Tuesday, June 12, 2012

Anger, Jealousy and Fear


While we'd all love it if coming out of the closet resulted in an easy and smooth transition to a more loving and open relationship, this just doesn't always happen. Your partner has a lot of feelings to manage and even if she is willing to be open, loving and supportive, her feelings matter as well. Consider this a little window into the worries, concerns and thoughts she may have after you come out, as well as a few quick tips to hopefully help life in your house stay happy. I've talked about significant fears, feelings of betrayal and worries about infidelity. While those are big issues, day-to-day ones can cause as many challenges in your life and relationship.

Money issues are a problem for many couples. Adding crossdressing to the mix can contribute to the problem, especially if you are trying to build a wardrobe and indulge your feminine side. New clothes, wigs, manicures, laser treatments and electrolysis can become quite costly. If you're financially comfortable, this may be a non-issue (lucky you!), but if you're not, work together to set a personal spending budget for each of you. You may need to let pricey hobbies go to support your feminine alter-ego, while still supporting your marriage. Equal spending allowances can reduce the risk of resentment and anger between the two of you. If money's tight all around, you still need to divvy up the spending money as fairly as possible. She'll have a much easier time complimenting your new lingerie if she's had a shopping spree recently too.

When you're working to feel feminine, it's easy to forget that it's your job to reassure your wife or girlfriend that she's feminine and pretty. Maintain aspects of your relationship that matter most to the two of you as much as possible, regardless of how these fit into your changing gender identity. That might mean you bring flowers home for special occasions, lead when the two of you are dancing or handle the yard and cars, regardless of your manicure. Dealing with crossdressing or gender issues may make it more important than usual that you encourage her to express her femininity, in whatever way she chooses. She's much more likely to be supportive of your femininity if you're supportive of hers. While she may not be game for it, as you get more comfortable, consider integrating spa days, manicures or other traditionally female activities into your time together.

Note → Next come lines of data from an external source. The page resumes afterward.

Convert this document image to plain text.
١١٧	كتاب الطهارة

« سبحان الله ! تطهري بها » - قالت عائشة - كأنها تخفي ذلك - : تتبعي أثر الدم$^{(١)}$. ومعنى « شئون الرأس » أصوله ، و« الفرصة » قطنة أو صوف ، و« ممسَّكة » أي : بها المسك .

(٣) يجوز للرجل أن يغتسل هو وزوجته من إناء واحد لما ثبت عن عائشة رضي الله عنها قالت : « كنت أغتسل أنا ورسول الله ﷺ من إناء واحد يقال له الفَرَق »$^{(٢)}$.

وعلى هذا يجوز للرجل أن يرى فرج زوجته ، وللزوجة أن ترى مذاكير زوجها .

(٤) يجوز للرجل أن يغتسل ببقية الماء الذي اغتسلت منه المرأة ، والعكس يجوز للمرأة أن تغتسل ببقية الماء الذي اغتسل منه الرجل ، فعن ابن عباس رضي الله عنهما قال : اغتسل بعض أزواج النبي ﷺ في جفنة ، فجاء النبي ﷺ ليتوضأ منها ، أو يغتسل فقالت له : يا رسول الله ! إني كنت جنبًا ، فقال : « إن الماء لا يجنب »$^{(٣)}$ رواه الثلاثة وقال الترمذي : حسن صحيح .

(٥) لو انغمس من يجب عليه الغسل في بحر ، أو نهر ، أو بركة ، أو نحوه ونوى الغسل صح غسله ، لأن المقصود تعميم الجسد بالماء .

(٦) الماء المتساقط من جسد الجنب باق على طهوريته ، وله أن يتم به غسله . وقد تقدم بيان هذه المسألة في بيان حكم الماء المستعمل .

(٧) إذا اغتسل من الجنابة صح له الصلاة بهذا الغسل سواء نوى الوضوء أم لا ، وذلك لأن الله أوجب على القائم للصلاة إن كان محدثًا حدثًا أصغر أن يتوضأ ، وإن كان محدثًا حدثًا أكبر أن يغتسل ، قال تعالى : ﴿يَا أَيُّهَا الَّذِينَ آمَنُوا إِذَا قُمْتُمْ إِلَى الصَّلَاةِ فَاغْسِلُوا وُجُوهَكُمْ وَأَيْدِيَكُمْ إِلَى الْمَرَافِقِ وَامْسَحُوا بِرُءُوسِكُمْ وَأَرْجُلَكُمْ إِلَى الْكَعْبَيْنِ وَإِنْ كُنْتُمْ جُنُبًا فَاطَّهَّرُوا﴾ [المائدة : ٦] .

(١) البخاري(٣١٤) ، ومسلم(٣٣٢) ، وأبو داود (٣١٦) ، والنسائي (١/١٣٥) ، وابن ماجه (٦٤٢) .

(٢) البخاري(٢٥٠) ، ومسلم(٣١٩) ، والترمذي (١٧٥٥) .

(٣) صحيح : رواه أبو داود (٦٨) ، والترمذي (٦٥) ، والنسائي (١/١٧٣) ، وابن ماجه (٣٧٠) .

Being newly out of the closet is a very exciting time, but excitement and enthusiasm can lead to you to lose track of your priorities. If you're ending up in the doghouse, rather than in bed with your wife or girlfriend, it can be time for a serious sit-down. Make sure you're pulling your weight with home, work and family responsibilities. Crossdressing shouldn't change who does the dishes, folds the laundry or chauffeurs the children. While it may be a bit clich├ęd, unfair distribution of household responsibilities is sure to trigger relationship struggles. If you're taking time out of your schedule for support groups, shopping or just dressing up, you need to be certain she's getting time for her own interests. You also need to be making time for the two of you, whether that's sitting down to watch a favorite movie together, meeting for lunch, or working together on a project.

Not every issue in your relationship relates to whether or not you enjoy wearing panties. Neither of you should make parenting disputes, most money issues, or even many bedroom problems about crossdressing or gender issues. One or the other of you may be inclined to blame crossdressing, even when it's not the issue in the moment. Whether or not crossdressing is to blame, you've had longer to manage this issue than she has. Expect to bear a bit more of the weight and the blame for a while, even if it isn't exactly fair. She probably carried more than her fair share while you figured everything out, without knowing why. You can have difficulty balancing work, family and personal needs, be out-of-sync sexually, or just feel overwhelmed with life and responsibilities regardless of your femininity or lack thereof. Presumably, if you've made it through coming out and the challenges that go with it, you're committed to your relationship and can talk your way through these issues as well.

20 comments:

Sandra M. Lopes said...

Aw, that's such good advice — and frank, honest, and totally to the point. Thank you very much for pointing these things out. They should be immediately obvious to every crossdresser, but they're not. Sometimes, the elation of finally being able to "get out of the closet" is so great that one easily forgets one's duties towards a beloved partner, who has just acquired another source of worrying, besides whatever else.

Living in a household just barely above the poverty line established for my country, I know what it means to live on a tight budget. All your advice is indeed quite good... it took me a while to understand why most genetic women don't actually pamper themselves so frequently. Everything is so expensive!

Susan B. Munro said...

I have been cross dressing since I was 8 yrs old. While your advice is directly to the point and correct, sometimes there is a partner that is stuck on being right no matter what you do or say. When I got married, I told my partner from the start about my lacy things, and she is fine with it as long as the money comes to her.